The previous beverage market has given way to this one, and like its predecessors, the current beverage market will also be dismantled. It’s a cycle we have no intention of stopping. This new market will ultimately produce a new future market, as we invent more reasons to drink and new health trends emerge. But we are chasing a high that we cannot replicate without bending over backward to market beverages new and old. There’s nothing inherently wrong with consumer patterns when it comes to imbibing, but there’s an element of denial present. Nobody wants to admit that drinking something can just be functionally useless fun. The market has directly responded to that consumer denial.

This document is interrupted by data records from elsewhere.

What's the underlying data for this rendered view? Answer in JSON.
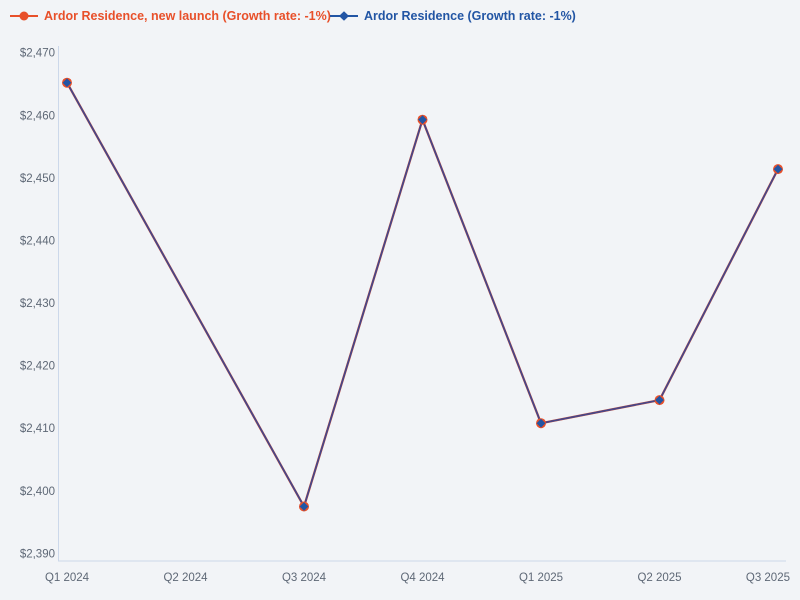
{
  "colors": {
    "background": "#f2f4f7",
    "axis": "#ccd8ea",
    "tick_text": "#5e6876"
  },
  "chart_data": {
    "type": "line",
    "title": "",
    "categories": [
      "Q1 2024",
      "Q2 2024",
      "Q3 2024",
      "Q4 2024",
      "Q1 2025",
      "Q2 2025",
      "Q3 2025"
    ],
    "series": [
      {
        "name": "Ardor Residence, new launch (Growth rate: -1%)",
        "color": "#e8502a",
        "marker": "circle",
        "values": [
          2465.2,
          null,
          2397.5,
          2459.3,
          2410.8,
          2414.5,
          2451.4
        ]
      },
      {
        "name": "Ardor Residence (Growth rate: -1%)",
        "color": "#2255a4",
        "line_color": "#474788",
        "marker": "diamond",
        "values": [
          2465.2,
          null,
          2397.5,
          2459.3,
          2410.8,
          2414.5,
          2451.4
        ]
      }
    ],
    "ylim": [
      2390,
      2470
    ],
    "y_ticks": [
      {
        "value": 2470,
        "label": "$2,470"
      },
      {
        "value": 2460,
        "label": "$2,460"
      },
      {
        "value": 2450,
        "label": "$2,450"
      },
      {
        "value": 2440,
        "label": "$2,440"
      },
      {
        "value": 2430,
        "label": "$2,430"
      },
      {
        "value": 2420,
        "label": "$2,420"
      },
      {
        "value": 2410,
        "label": "$2,410"
      },
      {
        "value": 2400,
        "label": "$2,400"
      },
      {
        "value": 2390,
        "label": "$2,390"
      }
    ],
    "xlabel": "",
    "ylabel": "",
    "grid": false,
    "legend_position": "top-left"
  }
}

Beverages have become just another way for people to signal allegiance to a certain lifestyle or to tell ourselves that we are working toward something better. But our faith in the beverage industry has mostly survived so long because we are in denial about what gives us pleasure. Instead of collectively admitting that we love drinks — on a social and emotional level that is hard to compare to anything else — we would rather fool ourselves into believing that drinks can fix us.